Une bête politique blessée

Donald Trump. Arnulfo Franco / The Associated Press Photo: Arnulfo Franco

Chacun de ses dérapages verbaux provoque des tsunamis d’indignation. Même le Parti républicain commence à s’inquiéter. Gordon Humphrey, lui, est dégoûté. Cela fait des mois que ce sénateur à la retraite du New Hampshire mène la charge contre l’imprévisible milliardaire. En vain? Peut-être pas…

«Trump doit être limogé en vertu de l’article 9 du RNC [Comité national républicain]», explique Humphrey, 76 ans, dans une entrevue téléphonique.

Que dit cet article? «Le Comité national républicain est autorisé et habilité à remplir toute vacance qui adviendrait en cas de décès, de démission ou autre du candidat républicain à la présidentielle ou de son colistier candidat à la vice-présidence des États-Unis.»

Humphrey insiste sur le mot «autre». Pour lui, Trump est un sociopathe. «Il souffre d’un trouble de la personnalité. Cela le rend dangereux pour notre sécurité nationale.»

Est-il carrément fou? «De plus en plus de républicains comme moi – je voterai pour Hillary Clinton s’il n’est pas remplacé – estiment qu’il est mentalement déséquilibré.» Alors? Les gros canons du Grand Old Party commencent à tirer à boulets rouges sur Trump et, soutient l’ex-sénateur (1979-1990), il «faut vite lui trouver un remplaçant». Oui, mais qui?

«Peu importe, on ne peut avoir un commandant en chef posant le doigt sur le bouton nucléaire et risquant l’incinération de nos familles», conclut Gordon Humphrey. À la convention républicaine du mois dernier, à Cleveland, il avait en vain cherché à déposer une pétition contre la nomination de Trump.
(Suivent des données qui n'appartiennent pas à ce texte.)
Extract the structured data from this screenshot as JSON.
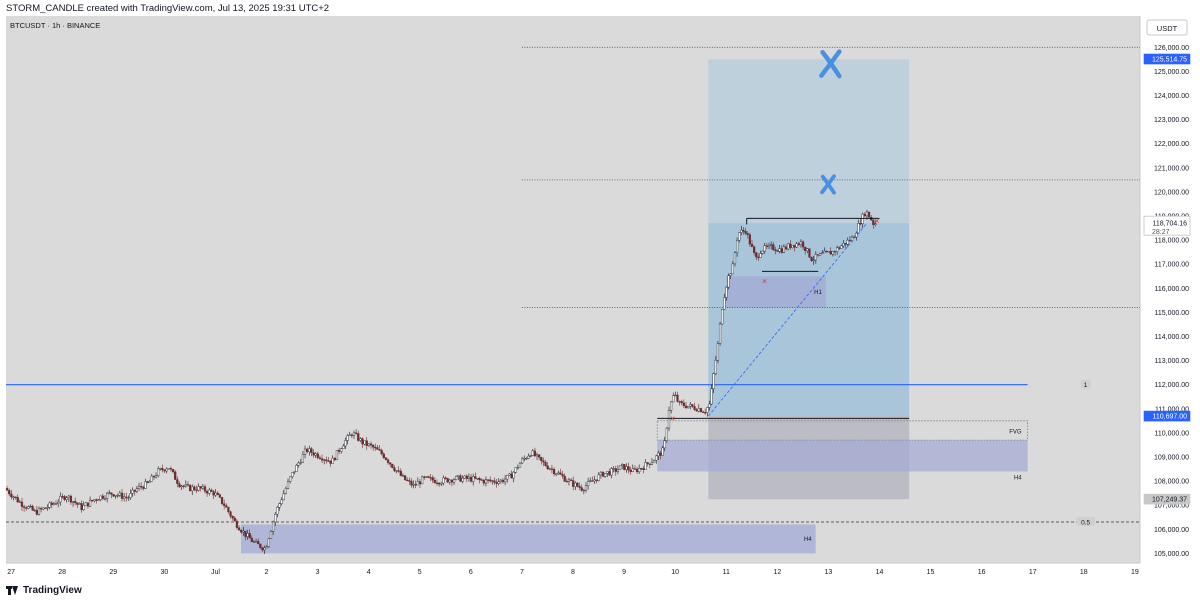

Reléguer le magnat de l’immobilier au rayon des accessoires risque fort de déplaire à ses adeptes. Sans eux, Trump, qui assure avoir un «très bon cerveau», ne serait pas dans la course à la Maison-Blanche. Il est en symbiose avec les électeurs en décalage avec la vie politique de tous les jours ou perdus dans la mondialisation des échanges économiques.

Avec ses déclarations tonitruantes, il sait faire vibrer leurs émotions et leurs stéréotypes. Ils se sentent marginalisés, et Trump leur offre des vérités simples pour expliquer la complexification du monde.

Ils ne se formalisent pas de ses grossiers mensonges, car il exprime haut et fort la colère d’une Amérique ordinaire, trop longtemps ignorée. Si la spontanéité de ses impulsions inquiète des républicains comme Gordon Humphrey, eux n’en ont cure. 

Cela relèverait de la suffisance intellectuelle que de qualifier les «trumpistes» d’«esprits perdus». Il faudrait plutôt évoquer le concept d’«ignorance rationnelle» ou la théorie du moindre effort. L’électeur fait le service minimum pour mieux comprendre les complexités politiques.

Le monde selon Trump n’inquiète guère les 14 millions d’Américains ayant voté pour lui lors des primaires. Il lui en faudrait au moins quatre fois plus pour faire son entrée à la Maison Blanche et, dans les sondages, c’est la descente, aux enfers.

Le facétieux milliardaire est aujourd’hui une bête politique blessée. Mais il n’est pas encore dans la boue, au fond du fossé.